On my flight from Maryland to California I was reading “Girl Wash Your Face”, somewhere in the last chapters the book got me thinking and I wanted to jot down some of those thoughts and share them with the universe. At that time, I put these words down on paper…

Imposter-Syndrome

In 2018 I grew my Photography business exponentially, I took half the year (August-December) and focused on my business. I was also a student but any chance I had to use my college assignments to grow my business, I did.

When the University of Rochester New York contacted me for an image they wanted me to create and capture for a large print project I was so excited, but then… My fears set in. I was afraid I wouldn’t capture what they were looking for, I was afraid I’d mess up the sizing, I was afraid I might fail them.

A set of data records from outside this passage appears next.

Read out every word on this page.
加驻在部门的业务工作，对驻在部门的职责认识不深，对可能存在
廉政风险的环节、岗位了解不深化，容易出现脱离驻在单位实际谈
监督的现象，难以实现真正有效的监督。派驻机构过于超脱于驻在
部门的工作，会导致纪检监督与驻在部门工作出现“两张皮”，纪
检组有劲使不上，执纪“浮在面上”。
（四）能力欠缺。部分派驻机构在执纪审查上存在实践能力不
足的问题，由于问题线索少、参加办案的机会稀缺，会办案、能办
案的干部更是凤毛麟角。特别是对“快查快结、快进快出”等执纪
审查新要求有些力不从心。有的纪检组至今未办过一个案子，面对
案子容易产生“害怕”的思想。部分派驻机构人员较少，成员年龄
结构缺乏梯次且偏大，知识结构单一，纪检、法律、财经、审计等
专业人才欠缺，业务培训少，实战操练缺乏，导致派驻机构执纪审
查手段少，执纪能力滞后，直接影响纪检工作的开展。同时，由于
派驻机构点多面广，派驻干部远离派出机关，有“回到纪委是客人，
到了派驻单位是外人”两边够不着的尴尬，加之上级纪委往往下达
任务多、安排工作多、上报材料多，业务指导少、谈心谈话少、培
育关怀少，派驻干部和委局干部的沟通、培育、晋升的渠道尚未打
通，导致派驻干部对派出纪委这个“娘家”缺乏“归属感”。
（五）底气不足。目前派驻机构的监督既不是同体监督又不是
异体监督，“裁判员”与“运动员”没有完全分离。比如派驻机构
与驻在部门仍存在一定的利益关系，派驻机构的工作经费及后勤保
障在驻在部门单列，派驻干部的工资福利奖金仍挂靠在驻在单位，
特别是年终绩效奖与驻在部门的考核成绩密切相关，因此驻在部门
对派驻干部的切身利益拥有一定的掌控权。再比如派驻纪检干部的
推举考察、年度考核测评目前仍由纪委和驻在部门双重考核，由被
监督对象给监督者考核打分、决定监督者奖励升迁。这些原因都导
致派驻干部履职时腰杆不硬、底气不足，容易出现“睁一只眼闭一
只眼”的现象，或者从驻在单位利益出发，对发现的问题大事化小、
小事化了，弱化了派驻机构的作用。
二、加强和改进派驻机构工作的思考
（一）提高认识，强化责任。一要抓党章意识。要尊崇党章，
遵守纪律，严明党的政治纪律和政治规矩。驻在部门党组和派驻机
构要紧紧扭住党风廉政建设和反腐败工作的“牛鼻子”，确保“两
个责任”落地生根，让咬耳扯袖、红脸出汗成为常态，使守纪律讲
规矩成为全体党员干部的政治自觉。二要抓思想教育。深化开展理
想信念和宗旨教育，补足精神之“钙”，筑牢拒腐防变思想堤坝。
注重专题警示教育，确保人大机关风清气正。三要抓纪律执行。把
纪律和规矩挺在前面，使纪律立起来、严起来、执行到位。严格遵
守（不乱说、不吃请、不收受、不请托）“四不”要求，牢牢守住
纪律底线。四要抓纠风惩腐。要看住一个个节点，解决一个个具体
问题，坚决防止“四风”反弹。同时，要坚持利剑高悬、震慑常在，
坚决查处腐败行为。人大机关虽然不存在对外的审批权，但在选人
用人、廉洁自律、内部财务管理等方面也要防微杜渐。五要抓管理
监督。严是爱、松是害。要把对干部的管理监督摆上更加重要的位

When I got off the consultation call I felt amazing. The gal I was working with loved my style, my professionalism and the quality of work I showcase. I felt great.

The morning of the session I was feeling fantastic. I felt confident. I did the session, finalized the images and nervously hit “send”. Fear hit again. I was so nervous I failed. You can ask my husband, I sat their worried.

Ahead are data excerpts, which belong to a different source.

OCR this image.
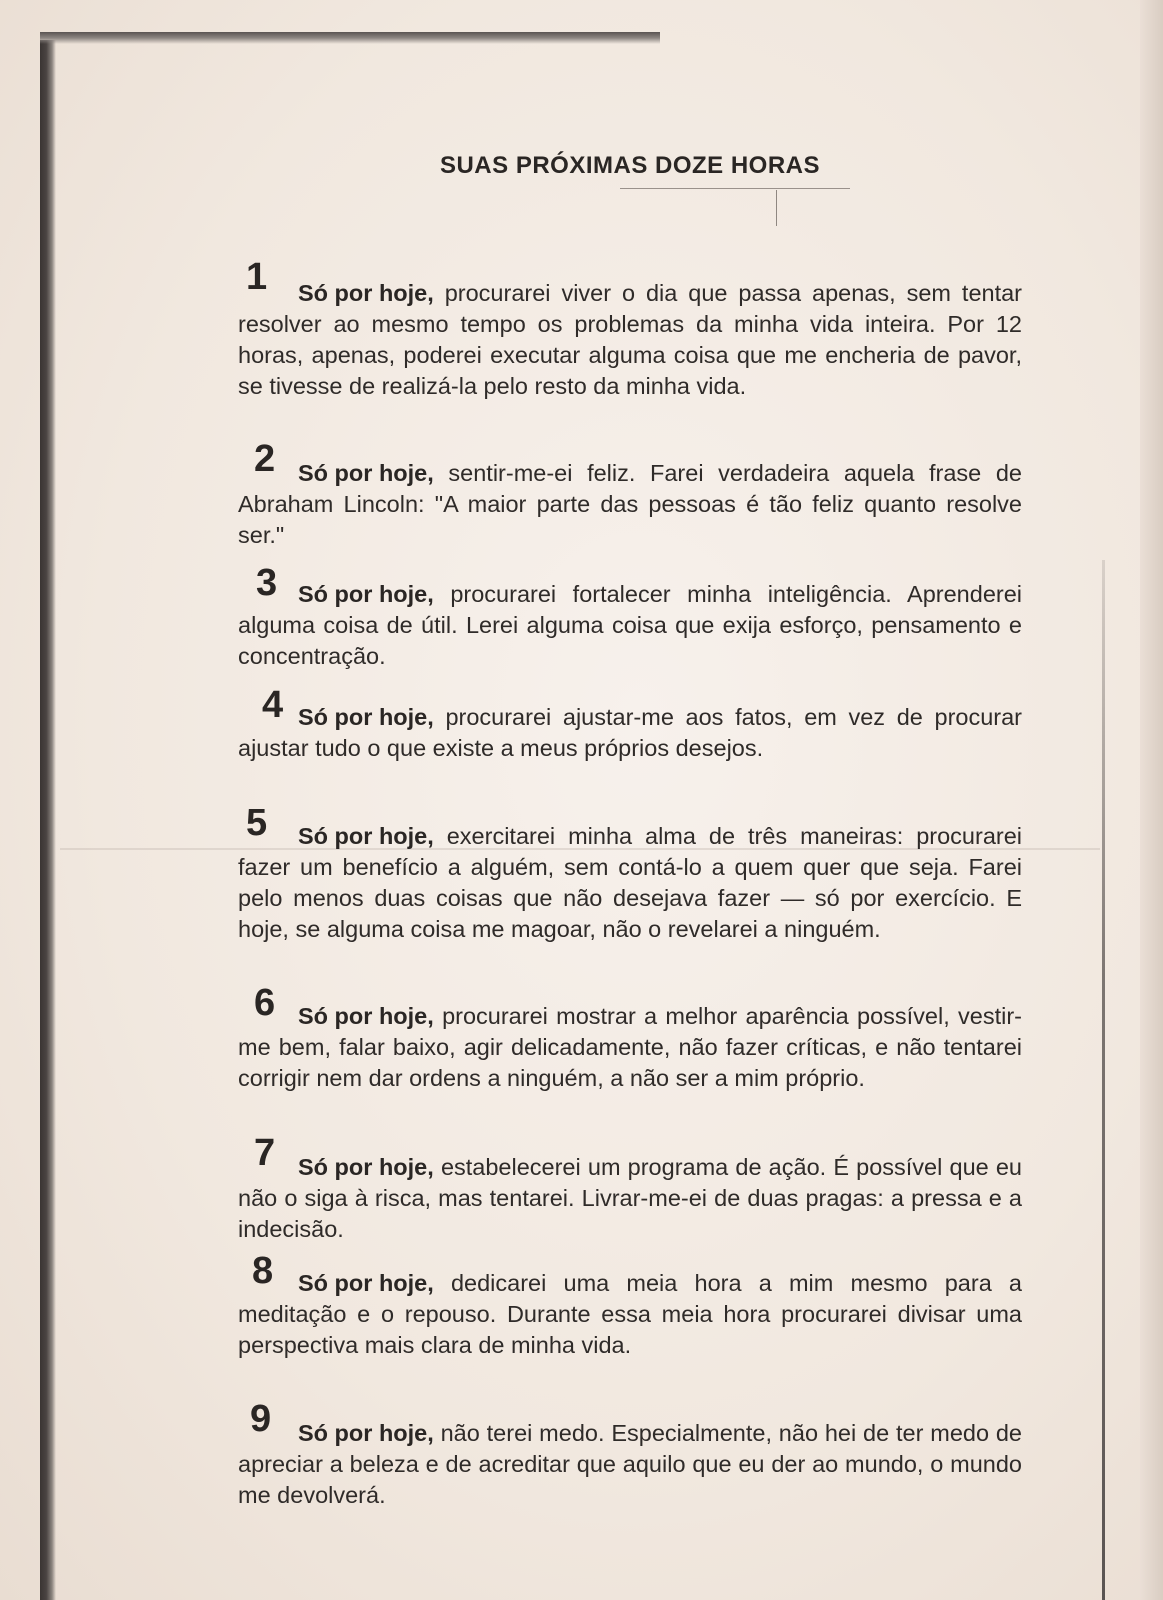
SUAS PRÓXIMAS DOZE HORAS
1	Só por hoje, procurarei viver o dia que passa apenas, sem tentar resolver ao mesmo tempo os problemas da minha vida inteira. Por 12 horas, apenas, poderei executar alguma coisa que me encheria de pavor, se tivesse de realizá-la pelo resto da minha vida.
2 Só por hoje, sentir-me-ei feliz. Farei verdadeira aquela frase de Abraham Lincoln: "A maior parte das pessoas é tão feliz quanto resolve ser."
3 Só por hoje, procurarei fortalecer minha inteligência. Aprenderei alguma coisa de útil. Lerei alguma coisa que exija esforço, pensamento e concentração.
4 Só por hoje, procurarei ajustar-me aos fatos, em vez de procurar ajustar tudo o que existe a meus próprios desejos.
5	Só por hoje, exercitarei minha alma de três maneiras: procurarei fazer um benefício a alguém, sem contá-lo a quem quer que seja. Farei pelo menos duas coisas que não desejava fazer — só por exercício. E hoje, se alguma coisa me magoar, não o revelarei a ninguém.
6 Só por hoje, procurarei mostrar a melhor aparência possível, vestir-me bem, falar baixo, agir delicadamente, não fazer críticas, e não tentarei corrigir nem dar ordens a ninguém, a não ser a mim próprio.
7 Só por hoje, estabelecerei um programa de ação. É possível que eu não o siga à risca, mas tentarei. Livrar-me-ei de duas pragas: a pressa e a indecisão.
8	Só por hoje, dedicarei uma meia hora a mim mesmo para a meditação e o repouso. Durante essa meia hora procurarei divisar uma perspectiva mais clara de minha vida.
9	Só por hoje, não terei medo. Especialmente, não hei de ter medo de apreciar a beleza e de acreditar que aquilo que eu der ao mundo, o mundo me devolverá.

My phone rang. I just stared at it. I told my husband, “I’ll let her leave a voicemail, she probably is upset and that way I can brace for it”. Philip told me to pick up the call. It was the gal from University of Rochester New York… I was SO nervous. She started with, “I called to let you know I love the photos! Thanks for getting those to me so quickly. “.

WHAT?! I was literally afraid to answer because of my irrational fears and here she is just wanting to tell me she loves them. Yeah, I’m crazy.

No matter how well I do, no matter how many people trust me to capture their photos I still get nervous when I face a new aspect of business.

Soon after, Enterprise Rent-a-car contacted me… Basically replay the above story but now with Enterprise.

When I landed in San Jose, California I got to chatting with my cousin, who is a successful businesswoman for a large company and she’s basically the best of the best for them. We were having light conversation and branched into being a woman in today’s society. Melita asked me if I was familiar with Impostor Syndrome. I wasn’t. We chatted about the voices in our heads that constantly tell us we aren’t good enough.

As the above words were something I had already been putting thought into I started a discussion in a Facebook group I lead about Impostor Syndrome. Funny enough, it’s not a new idea – it’s out there and a lot of women deal with it.

As I sat down to write this blog post a newsletter from some business/photographer I follow popped into my inbox, I opened it to put it in the trash (yeah, I’m really bad when it comes to actually reading the mass communicated newsletters I sign-up for) and the second sentence was “Impostor Syndrome.” I didn’t read the whole thing, but I did find it funny that in the course of a week when I started exploring these thoughts and labeling them I get a recurring theme of “Impostor Syndrome”.

We all face it (or most of us do), so the question is how do we overcome it?

I try to surround myself with people who lift me up and remind me of my value and worth. My husband is the best example of this, I mentioned above he encouraged me to answer my phone when the client was calling. He reassured me, encouraged me and supported me by pushing me to pick up the ringing phone. That’s a small piece of how much he impacts my everyday business journey.

I also reminisce about how far I’ve come, reminding myself that 10 years ago, 7 years ago, 5 years ago, 2 years ago, and even last year I have made huge improvements to my business, my client communications, my style, my quality and so much more. I am a work in progress and I am continually improving my business.

I hope that you can work towards overcoming the voices in your head that are less than encouraging, that you can see the value in your work and you can continue to share it with others! You have a light, let it shine!